Sure, the Startup Visa is the same phenomena that we’re talking about with women.  The reason I got excited about the notion of a startup visa was I thought it was absolutely stupid, not just mediumly dumb, not just short sighted, just stupid that in the United States we would make it difficult for somebody who wanted to be an entrepreneur who was a foreigner to come start their company in the US. It just never made sense to me.  There’s a whole long litany of reasons around immigration & around stuff that makes no sense apart from the job perspective.  Because of course entrepreneurs are creating companies that didn’t previously exist which generates jobs that didn’t previously exist.  But its the same thread & for me personally I think that anybody that wants to start a company should be able to.  It’s already hard enough to create a company & be successful, you should eliminate as much of the barriers as you possibly can.
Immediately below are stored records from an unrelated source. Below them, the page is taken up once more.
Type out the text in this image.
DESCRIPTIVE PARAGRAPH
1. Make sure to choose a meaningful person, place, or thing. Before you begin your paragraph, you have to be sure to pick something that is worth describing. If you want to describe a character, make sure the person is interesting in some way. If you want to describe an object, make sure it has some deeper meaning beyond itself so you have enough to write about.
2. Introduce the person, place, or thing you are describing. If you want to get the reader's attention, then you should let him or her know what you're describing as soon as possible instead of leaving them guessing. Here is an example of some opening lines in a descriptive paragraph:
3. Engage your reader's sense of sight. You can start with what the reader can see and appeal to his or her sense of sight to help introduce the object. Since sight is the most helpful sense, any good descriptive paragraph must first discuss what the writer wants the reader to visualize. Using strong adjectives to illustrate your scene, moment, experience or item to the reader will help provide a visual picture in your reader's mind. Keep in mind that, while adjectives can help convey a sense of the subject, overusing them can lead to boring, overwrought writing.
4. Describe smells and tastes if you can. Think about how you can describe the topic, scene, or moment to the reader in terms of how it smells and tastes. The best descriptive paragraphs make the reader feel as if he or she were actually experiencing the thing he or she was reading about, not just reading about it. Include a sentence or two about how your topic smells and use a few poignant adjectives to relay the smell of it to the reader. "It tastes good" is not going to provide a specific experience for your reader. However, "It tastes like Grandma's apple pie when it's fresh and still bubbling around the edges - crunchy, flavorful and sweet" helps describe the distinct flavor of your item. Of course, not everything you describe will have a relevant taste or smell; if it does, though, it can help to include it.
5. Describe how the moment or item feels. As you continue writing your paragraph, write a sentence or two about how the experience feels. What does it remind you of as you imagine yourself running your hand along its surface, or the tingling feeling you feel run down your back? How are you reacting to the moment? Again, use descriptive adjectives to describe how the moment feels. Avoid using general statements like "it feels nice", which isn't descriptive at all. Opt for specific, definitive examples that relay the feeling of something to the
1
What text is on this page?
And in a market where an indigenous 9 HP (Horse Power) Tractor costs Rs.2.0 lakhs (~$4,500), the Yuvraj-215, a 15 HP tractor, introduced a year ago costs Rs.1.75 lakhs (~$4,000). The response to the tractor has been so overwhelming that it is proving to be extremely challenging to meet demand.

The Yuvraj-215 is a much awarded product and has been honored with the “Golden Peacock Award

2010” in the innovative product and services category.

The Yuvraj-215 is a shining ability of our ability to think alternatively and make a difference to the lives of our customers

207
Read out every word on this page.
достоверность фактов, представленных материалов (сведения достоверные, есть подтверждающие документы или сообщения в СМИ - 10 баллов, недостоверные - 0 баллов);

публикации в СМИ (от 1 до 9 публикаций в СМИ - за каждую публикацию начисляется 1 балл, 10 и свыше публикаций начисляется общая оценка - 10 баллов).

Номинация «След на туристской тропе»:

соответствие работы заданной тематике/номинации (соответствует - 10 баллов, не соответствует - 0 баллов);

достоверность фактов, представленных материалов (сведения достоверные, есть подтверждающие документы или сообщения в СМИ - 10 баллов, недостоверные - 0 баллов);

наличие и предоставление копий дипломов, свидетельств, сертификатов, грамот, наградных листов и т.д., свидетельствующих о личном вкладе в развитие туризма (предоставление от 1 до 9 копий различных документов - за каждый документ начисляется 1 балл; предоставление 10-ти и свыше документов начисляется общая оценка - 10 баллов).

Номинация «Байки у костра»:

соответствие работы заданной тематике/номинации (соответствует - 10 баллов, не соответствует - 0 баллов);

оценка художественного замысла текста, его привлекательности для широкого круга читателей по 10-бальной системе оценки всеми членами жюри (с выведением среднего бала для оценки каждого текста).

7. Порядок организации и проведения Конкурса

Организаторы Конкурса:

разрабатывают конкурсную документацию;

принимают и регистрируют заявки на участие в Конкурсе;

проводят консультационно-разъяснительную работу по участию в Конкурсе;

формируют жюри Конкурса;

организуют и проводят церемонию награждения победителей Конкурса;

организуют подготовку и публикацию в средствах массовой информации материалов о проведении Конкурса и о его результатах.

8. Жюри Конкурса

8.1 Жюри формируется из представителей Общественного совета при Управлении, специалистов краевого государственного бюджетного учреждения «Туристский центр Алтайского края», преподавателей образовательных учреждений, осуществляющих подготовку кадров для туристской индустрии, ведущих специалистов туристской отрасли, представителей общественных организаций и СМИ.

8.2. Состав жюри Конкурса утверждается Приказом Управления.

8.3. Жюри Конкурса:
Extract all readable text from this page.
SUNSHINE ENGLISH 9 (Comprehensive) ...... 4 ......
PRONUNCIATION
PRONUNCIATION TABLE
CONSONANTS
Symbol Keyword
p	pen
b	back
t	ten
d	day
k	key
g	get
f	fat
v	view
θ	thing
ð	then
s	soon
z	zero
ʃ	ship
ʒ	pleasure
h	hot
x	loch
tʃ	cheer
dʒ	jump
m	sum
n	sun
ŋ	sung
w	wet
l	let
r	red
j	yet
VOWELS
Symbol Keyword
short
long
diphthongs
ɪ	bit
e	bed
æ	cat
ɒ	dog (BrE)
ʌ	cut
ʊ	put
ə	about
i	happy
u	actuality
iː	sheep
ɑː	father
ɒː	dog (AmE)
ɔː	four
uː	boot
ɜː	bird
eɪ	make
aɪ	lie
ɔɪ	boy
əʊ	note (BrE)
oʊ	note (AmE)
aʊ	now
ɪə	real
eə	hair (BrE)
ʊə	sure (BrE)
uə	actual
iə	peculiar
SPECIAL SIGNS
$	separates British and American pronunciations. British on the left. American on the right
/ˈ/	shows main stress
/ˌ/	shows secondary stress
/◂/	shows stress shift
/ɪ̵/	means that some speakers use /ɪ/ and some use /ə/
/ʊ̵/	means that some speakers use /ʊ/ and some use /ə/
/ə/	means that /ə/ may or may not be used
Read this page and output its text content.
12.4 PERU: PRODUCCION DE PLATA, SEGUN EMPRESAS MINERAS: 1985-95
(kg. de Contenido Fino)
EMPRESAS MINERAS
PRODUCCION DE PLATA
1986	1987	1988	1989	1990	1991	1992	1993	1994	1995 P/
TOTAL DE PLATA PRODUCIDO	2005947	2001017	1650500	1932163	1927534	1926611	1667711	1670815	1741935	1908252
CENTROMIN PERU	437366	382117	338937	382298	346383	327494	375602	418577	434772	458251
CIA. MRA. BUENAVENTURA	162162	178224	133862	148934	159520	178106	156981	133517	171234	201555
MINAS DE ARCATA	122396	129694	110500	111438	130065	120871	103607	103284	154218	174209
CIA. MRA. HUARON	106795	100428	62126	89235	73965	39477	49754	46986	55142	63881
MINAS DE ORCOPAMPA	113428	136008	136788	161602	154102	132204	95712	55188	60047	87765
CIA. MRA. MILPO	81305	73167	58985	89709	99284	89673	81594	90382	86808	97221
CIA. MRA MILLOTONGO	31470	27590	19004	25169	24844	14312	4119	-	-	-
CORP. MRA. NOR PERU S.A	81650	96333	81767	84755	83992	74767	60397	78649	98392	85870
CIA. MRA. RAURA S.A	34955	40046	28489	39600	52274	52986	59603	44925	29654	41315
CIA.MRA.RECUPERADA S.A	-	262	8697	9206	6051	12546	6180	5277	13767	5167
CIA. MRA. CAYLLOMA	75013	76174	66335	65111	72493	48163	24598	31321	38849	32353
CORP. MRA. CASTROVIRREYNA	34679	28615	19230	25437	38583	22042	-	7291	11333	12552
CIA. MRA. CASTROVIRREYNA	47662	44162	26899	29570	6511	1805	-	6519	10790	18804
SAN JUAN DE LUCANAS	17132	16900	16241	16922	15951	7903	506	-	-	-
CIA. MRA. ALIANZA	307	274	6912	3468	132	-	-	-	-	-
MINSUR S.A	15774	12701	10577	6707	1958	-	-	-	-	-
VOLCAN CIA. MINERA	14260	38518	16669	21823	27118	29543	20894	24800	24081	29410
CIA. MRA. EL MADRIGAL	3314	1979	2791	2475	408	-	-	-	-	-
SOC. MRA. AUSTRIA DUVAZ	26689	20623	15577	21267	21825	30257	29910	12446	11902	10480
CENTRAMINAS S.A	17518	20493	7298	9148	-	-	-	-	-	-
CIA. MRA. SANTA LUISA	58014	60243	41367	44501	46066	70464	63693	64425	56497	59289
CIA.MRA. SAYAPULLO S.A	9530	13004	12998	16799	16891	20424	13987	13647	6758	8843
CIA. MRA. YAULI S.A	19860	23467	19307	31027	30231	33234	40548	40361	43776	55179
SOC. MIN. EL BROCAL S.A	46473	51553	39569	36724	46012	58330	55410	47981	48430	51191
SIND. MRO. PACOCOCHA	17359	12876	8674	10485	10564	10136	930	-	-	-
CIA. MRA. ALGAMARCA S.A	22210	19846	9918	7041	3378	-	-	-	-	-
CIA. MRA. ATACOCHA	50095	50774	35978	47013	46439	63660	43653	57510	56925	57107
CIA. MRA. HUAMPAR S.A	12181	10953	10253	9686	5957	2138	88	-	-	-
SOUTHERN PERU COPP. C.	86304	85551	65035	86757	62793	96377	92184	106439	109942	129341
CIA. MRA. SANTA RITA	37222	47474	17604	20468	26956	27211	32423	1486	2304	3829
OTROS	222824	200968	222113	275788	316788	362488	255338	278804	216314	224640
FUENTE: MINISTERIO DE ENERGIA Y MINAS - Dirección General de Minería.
Where the Startup Visa is at, we started talking about it a little bit more than a year ago.  There are 2 active Bills, one in the House & one in the Senate. They’re both still in Committee. That means in the US Government (for foreign viewers) is that the Bills are actually real Bills that have gotten past the initial vetting process but they still haven’t gotten to the point where anybody takes a vote on them.  So they’re still far away from becoming law. Because of the Election cycle & the dynamics of how politics is working in the US right now, because the Startup Visa touches on a visa, it gets wrapped  into the entire immigration debate which is a very contentious, very wide ranging debate, very polarized. I think our general sense at this stage, especially since we have elections coming up, nothing’s going to happen between now & the elections. It will be a 2011 issue. Our hope is that sometime in 2011, immigration reform starts to become  something that’s focused on a more important & obviously from a jobs perspective, an entrepreneurial perspective, we hope that the Startup Visa will start to pick up some speed from that.

Brad Feld

Brilliant, thanks again for putting this forward & for all your support for it and for european entrepreneurs! I would like to thank you again for your time today, Brad, I really appreciate your feedback.  You’re really a star out there in the community, in the entrepreneurial community.  I’ve learnt so much for years actually from your blog  & do appreciate you giving me this time.

I really appreciate it.  One thing I’d end on & something that has come from the work we’ve done at NCWIT is that it’s not really a right or wrong issue around women in technology argument which is what a lot of people make it out to be.  Essentially men & women own all the cultural dynamics & we’ve created it & the biases have emerged societally. I think in 2010 there’s no question that women who enter into technology cultures will have a harder time of it. There’s a bias against it right now.  You know ‘hard’ is just what it is, it’s just more difficult. We can all learn from that & part of what we need to learn from that is how to lower the bias so that there isn’t artificial bias in the process.

Brad Feld

I read a post on TheFunded.com earlier today where someone was saying, you need to be an explorer to be an entrepreneur & generally it’s men that are the explorers. I hasten to actually refute that, because I think there’s a lot of us women who have incredible explorer focus.  And I think that we can all do it together, like you said.

I totally agree & statements like that just make my head hurt right. What a ridiculous bias, men are traditionally explorers!  It’s just a dumb statement!

It’s back in the cave man time!

The only thing you can do is call it out & say there’s nothing. Yes of course women behave differently & do things differently than men but so do I from my partner Jason who sits in the next office to me.  We’re all different & we should embrace those differences.  Thank you for bringing this topic to life with the interviews you’ve been doing, I appreciate that as well.